Hierarchical clustering analysis of the volatilomic data was carried out for the two comparisons, COVID-CTRL and COVID-RECOV, through the heatmap and dendogram. Heatmap was created using Spearman’s distance correlation to build a visual representation of the data set, specially focusing on the 15 most relevant metabolites to discriminate the two groups of study. Heat map allows an intuitive description of the relationship between samples and detected volatile metabolites. The coloured representation of the cells corresponds to the concentration of the detected VOMs for each sample (dark blue, less concentrated, and dark red, more concentrated).
The comparison between COVIDand CTRL groups, the analysis revealed two well-defined clusters (
Figure 7a). The urinary VOMs 2-methoxythiophene, toluene, α-isophorone, TDN, hemimellitene showed a higher correlation with urine profile of COVID-19 patients. Piperitone, β-ionone, D-carvone, eudalene resulted more related with urinary profile of CTRL (control) group. Dendogram was able to split completely the samples in two groups matching the real group of study (
Figure 7b). Although the heatmap was perfectly able to cluster volatilomic data from COVID-19 patients and recovered individuals, the clusters accuracy was visually lower than the first analysis (COVID-CTRL), highlighting that the COVID-19 patients’ urinary profile is closer to the recovered individuals. Urinary VOMs such as hemimellitene, furan, β-damascenone, and α-isophorone showed a higher correlation with COVID group, while 2,4-dimethylbenzaldehyde, nonanoic acid, 1-methylcycloheptene, and α-terpinene were more related with recovered indiciduals’ volatile profile (
Figure 7c). Dendogram divided only partially the samples of these two different groups (
Figure 7d).
For the classification of true positives and false positives and the predictive ability, multivariate exploratory receiver operating characteristic (ROC) curves were created using Monte Carlo cross-validation (MCCV) methodology. The features importance, selected using 2/3 of the samples, were utilized to construct classification models, which were validated on the remaining 1/3 of the samples that were not initially used.
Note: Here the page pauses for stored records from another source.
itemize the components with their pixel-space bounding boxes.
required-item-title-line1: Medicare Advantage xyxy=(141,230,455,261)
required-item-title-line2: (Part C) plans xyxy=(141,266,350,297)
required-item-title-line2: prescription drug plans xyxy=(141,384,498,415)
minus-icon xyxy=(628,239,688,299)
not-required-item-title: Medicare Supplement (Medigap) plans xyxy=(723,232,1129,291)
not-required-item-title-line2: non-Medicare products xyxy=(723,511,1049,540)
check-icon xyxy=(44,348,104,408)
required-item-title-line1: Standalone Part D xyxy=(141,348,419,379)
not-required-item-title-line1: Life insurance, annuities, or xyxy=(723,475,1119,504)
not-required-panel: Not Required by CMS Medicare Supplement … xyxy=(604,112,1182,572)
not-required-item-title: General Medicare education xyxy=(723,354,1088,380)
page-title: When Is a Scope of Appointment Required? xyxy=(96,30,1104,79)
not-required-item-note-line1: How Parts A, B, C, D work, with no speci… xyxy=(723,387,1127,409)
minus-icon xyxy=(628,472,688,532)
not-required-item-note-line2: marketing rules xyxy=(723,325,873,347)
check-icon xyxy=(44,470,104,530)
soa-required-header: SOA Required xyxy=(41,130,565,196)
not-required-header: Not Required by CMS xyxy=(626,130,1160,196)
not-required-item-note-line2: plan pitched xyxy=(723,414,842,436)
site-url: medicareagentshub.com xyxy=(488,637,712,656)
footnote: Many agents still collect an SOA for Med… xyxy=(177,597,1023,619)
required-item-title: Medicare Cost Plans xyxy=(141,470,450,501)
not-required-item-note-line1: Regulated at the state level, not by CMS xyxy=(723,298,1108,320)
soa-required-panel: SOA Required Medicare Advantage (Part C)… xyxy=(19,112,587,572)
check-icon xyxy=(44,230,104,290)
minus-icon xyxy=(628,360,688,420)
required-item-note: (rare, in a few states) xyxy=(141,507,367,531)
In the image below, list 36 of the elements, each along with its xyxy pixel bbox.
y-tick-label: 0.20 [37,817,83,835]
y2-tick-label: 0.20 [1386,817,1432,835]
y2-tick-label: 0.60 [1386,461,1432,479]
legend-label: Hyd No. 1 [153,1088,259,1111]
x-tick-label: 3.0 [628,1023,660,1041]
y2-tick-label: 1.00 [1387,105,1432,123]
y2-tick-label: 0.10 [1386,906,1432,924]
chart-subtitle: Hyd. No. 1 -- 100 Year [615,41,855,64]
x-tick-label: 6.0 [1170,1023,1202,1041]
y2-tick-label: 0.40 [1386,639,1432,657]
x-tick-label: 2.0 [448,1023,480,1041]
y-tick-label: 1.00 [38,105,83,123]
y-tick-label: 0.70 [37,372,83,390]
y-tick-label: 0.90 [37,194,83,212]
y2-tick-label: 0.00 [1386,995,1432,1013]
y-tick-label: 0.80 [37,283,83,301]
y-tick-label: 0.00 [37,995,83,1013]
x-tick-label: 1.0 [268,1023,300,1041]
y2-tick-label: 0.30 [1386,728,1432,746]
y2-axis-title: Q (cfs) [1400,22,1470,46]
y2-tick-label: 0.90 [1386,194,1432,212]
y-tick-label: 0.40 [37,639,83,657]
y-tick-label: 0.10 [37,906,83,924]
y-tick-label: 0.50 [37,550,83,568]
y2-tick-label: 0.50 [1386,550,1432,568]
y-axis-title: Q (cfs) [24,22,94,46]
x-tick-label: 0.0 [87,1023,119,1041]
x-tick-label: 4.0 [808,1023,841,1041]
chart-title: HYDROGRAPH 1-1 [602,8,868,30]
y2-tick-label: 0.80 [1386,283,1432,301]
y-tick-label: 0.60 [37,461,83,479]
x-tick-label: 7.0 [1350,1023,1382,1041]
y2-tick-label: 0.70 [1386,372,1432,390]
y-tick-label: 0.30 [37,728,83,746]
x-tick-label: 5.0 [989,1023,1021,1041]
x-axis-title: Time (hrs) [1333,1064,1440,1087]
This process was repeated several times to determine the performance of each model and calculate confidence intervals. From these samples, the top 3, 5, 10, 20, 30, and 61 important features were identified, and the built curves were reported (
Figure 8a,c).
Figure 8a display the ROC curve for different sets of important features for the COVID-CTRL (COVID-19 patients and control subjects). The area under the curve (AUC) values obtained, ranging from 0.988 to 1, indicated excellent discriminative accuracy between the two groups. Plot in the
Figure 8c illustrated the ROC curves for the COVID-RECOV comparison (COVID-19 patients and infected subject in the recovering period). In this case, the area under the curve (AUC) values fell in a range from 0.937 to 0.987 that also show an optimal ability to discriminate between the groups of study. These values were calculated with a 95% confidence interval, demonstrating the reliability of the results.
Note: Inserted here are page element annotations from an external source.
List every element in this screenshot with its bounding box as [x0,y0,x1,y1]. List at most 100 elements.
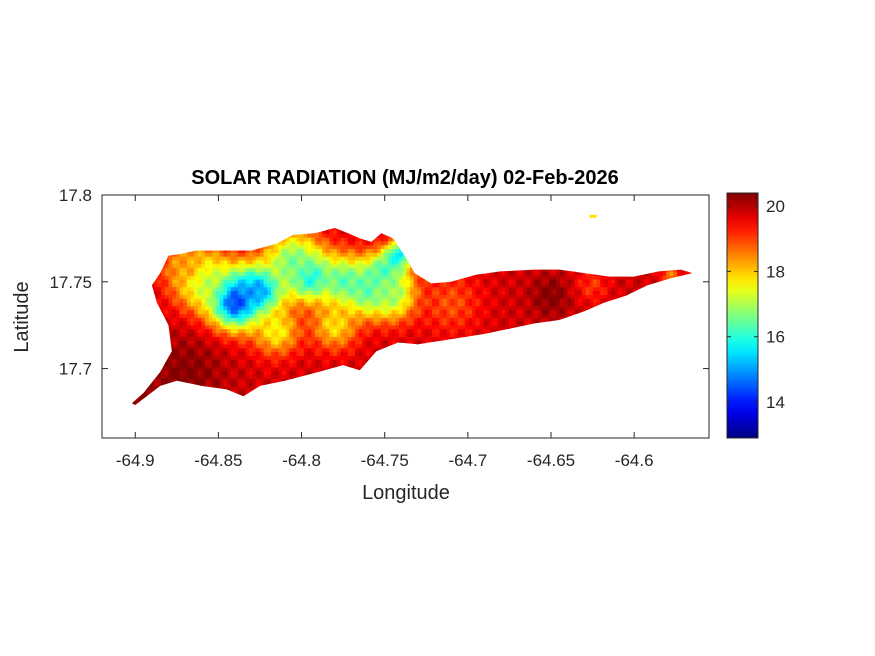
field-cell [303,282,309,288]
field-cell [300,248,305,253]
field-cell [146,328,151,334]
field-cell [285,305,290,311]
field-cell [197,370,203,376]
field-cell [336,263,342,269]
field-cell [208,336,214,341]
field-cell [505,355,510,360]
field-cell [384,343,389,349]
field-cell [388,294,393,299]
field-cell [406,294,411,299]
field-cell [245,378,250,383]
field-cell [179,347,184,353]
field-cell [157,324,162,330]
field-cell [183,374,188,379]
field-cell [135,240,140,246]
field-cell [314,401,320,405]
field-cell [442,401,448,405]
field-cell [475,370,481,376]
field-cell [245,275,250,280]
field-cell [464,332,470,337]
field-cell [278,259,283,265]
field-cell [274,229,279,234]
field-cell [212,248,217,253]
field-cell [161,279,166,284]
field-cell [410,267,415,273]
field-cell [271,252,276,257]
field-cell [307,343,312,349]
field-cell [197,321,203,326]
field-cell [260,275,265,280]
field-cell [271,248,276,253]
field-cell [388,389,393,395]
field-cell [223,290,228,295]
field-cell [252,313,257,318]
field-cell [234,374,239,379]
field-cell [395,237,400,242]
field-cell [234,305,239,311]
field-cell [424,240,429,246]
field-cell [479,355,484,360]
field-cell [373,370,378,376]
field-cell [230,370,235,376]
field-cell [238,343,243,349]
field-cell [483,389,488,395]
field-cell [336,248,342,253]
field-cell [190,378,195,383]
field-cell [344,393,349,399]
field-cell [424,397,429,402]
field-cell [366,321,371,326]
field-cell [131,279,137,284]
field-cell [263,267,268,273]
field-cell [431,389,437,395]
field-cell [362,321,367,326]
field-cell [314,237,320,242]
field-cell [362,317,367,322]
field-cell [486,252,492,257]
field-cell [428,313,433,318]
field-cell [457,359,462,364]
field-cell [417,347,422,353]
field-cell [406,321,411,326]
field-cell [450,244,455,250]
field-cell [362,229,367,234]
field-cell [289,324,294,330]
field-cell [245,290,250,295]
field-cell [461,309,466,315]
field-cell [347,401,353,405]
field-cell [281,340,287,345]
field-cell [406,279,411,284]
field-cell [194,397,199,402]
field-cell [479,228,484,230]
field-cell [311,309,316,315]
field-cell [263,343,268,349]
field-cell [475,393,481,399]
field-cell [249,233,254,238]
field-cell [219,401,224,405]
field-cell [362,351,367,357]
field-cell [344,298,349,303]
field-cell [249,309,254,315]
field-cell [205,286,210,292]
field-cell [490,313,495,318]
field-cell [131,256,137,261]
field-cell [461,305,466,311]
field-cell [358,317,364,322]
field-cell [472,275,477,280]
field-cell [318,324,323,330]
field-cell [391,298,396,303]
field-cell [307,290,312,295]
field-cell [340,286,345,292]
field-cell [413,321,418,326]
field-cell [336,275,342,280]
field-cell [186,286,192,292]
field-cell [369,313,374,318]
field-cell [135,248,140,253]
field-cell [428,282,433,288]
field-cell [238,378,243,383]
field-cell [497,229,503,234]
field-cell [406,397,411,402]
field-cell [307,233,312,238]
field-cell [402,393,407,399]
field-cell [139,321,144,326]
field-cell [475,378,481,383]
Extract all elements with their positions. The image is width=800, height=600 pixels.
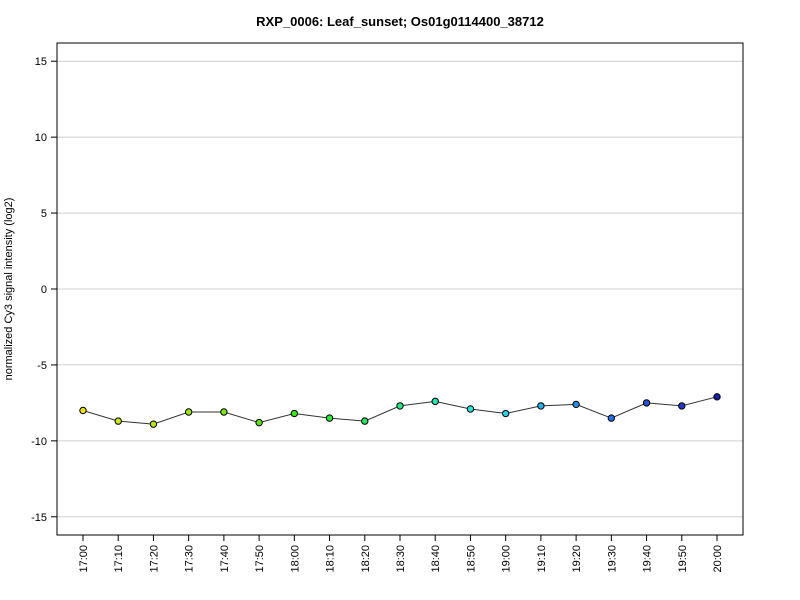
data-point [642, 399, 651, 407]
x-tick-label: 19:20 [571, 545, 583, 573]
x-tick-label: 18:10 [325, 545, 337, 573]
data-point [255, 418, 263, 427]
data-point [396, 402, 404, 410]
x-tick-label: 20:00 [712, 545, 724, 573]
x-tick-label: 19:50 [677, 545, 689, 573]
x-tick-label: 17:10 [113, 545, 125, 573]
y-tick-label: -10 [31, 436, 47, 448]
series-line [82, 396, 718, 425]
x-axis: 17:00 17:10 17:20 17:30 17:40 17:50 18:00 18:10… [78, 535, 724, 573]
data-point [184, 408, 193, 416]
x-tick-label: 18:30 [395, 545, 407, 573]
y-tick-label: 0 [41, 284, 47, 296]
chart-title: RXP_0006: Leaf_sunset; Os01g0114400_3871… [256, 14, 544, 29]
y-tick-label: 10 [35, 132, 47, 144]
data-point [501, 409, 510, 418]
y-tick-label: 15 [35, 56, 47, 68]
x-tick-label: 18:20 [360, 545, 372, 573]
data-point [149, 420, 158, 428]
x-tick-label: 19:10 [536, 545, 548, 573]
data-point [607, 414, 616, 422]
x-tick-label: 19:30 [606, 545, 618, 573]
x-tick-label: 17:50 [254, 545, 266, 573]
y-tick-label: -15 [31, 512, 47, 524]
data-point [114, 417, 122, 425]
data-point [466, 405, 475, 413]
grid-lines [57, 60, 743, 518]
y-tick-label: 5 [41, 208, 47, 220]
x-tick-label: 18:00 [289, 545, 301, 573]
x-tick-label: 19:00 [501, 545, 513, 573]
x-tick-label: 17:40 [219, 545, 231, 573]
data-point [220, 408, 228, 416]
data-point [325, 414, 334, 422]
x-tick-label: 17:30 [184, 545, 196, 573]
data-points [79, 393, 721, 428]
data-point [361, 417, 369, 425]
y-axis-label: normalized Cy3 signal intensity (log2) [3, 198, 15, 381]
y-tick-label: -5 [37, 360, 47, 372]
x-tick-label: 19:40 [642, 545, 654, 573]
x-tick-label: 17:20 [148, 545, 160, 573]
x-tick-label: 17:00 [78, 545, 90, 573]
x-tick-label: 18:40 [430, 545, 442, 573]
y-axis: -15 -10 -5 0 5 10 15 [31, 43, 58, 535]
data-point [678, 402, 686, 410]
data-point [572, 400, 580, 409]
data-point [431, 397, 439, 406]
data-point [713, 393, 721, 401]
x-tick-label: 18:50 [465, 545, 477, 573]
data-point [79, 406, 87, 415]
data-point [537, 402, 545, 410]
data-point [290, 409, 299, 418]
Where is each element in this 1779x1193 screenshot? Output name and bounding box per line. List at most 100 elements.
Figure 8b,d illustrated the predictive accuracy of the biomarker models as the number of features increases. As more features are included in the models, the predictive accuracy improves. This suggests that the selected features contribute to the differentiation between the controls (CTRL) and COVID-19 (COVID) groups, and between COVID and recovered (RECOV) groups. The predicted class probabilities were assessed through the performance of the classification model for COVID-CTRL groups (
Figure 8e) and COVID-RECOV groups (
Figure 8f). Overall, the results demonstrate promising performance of the biomarker models, with high accuracy in distinguishing between the two groups.
The boxplots of the most important variables (VOMs) for discriminating between COVID and CTRL groups, and between COVID and RECOV, were plotted in
Figure 9.
Some VOMs, such as D-carvone, MTA, TDN, and α-terpinene, are associated with diet [
13,
14,
15,
16,
32,
33] and as a result, their interpretation as potential biomarkers for COVID-19 infection and progression is not straightforward.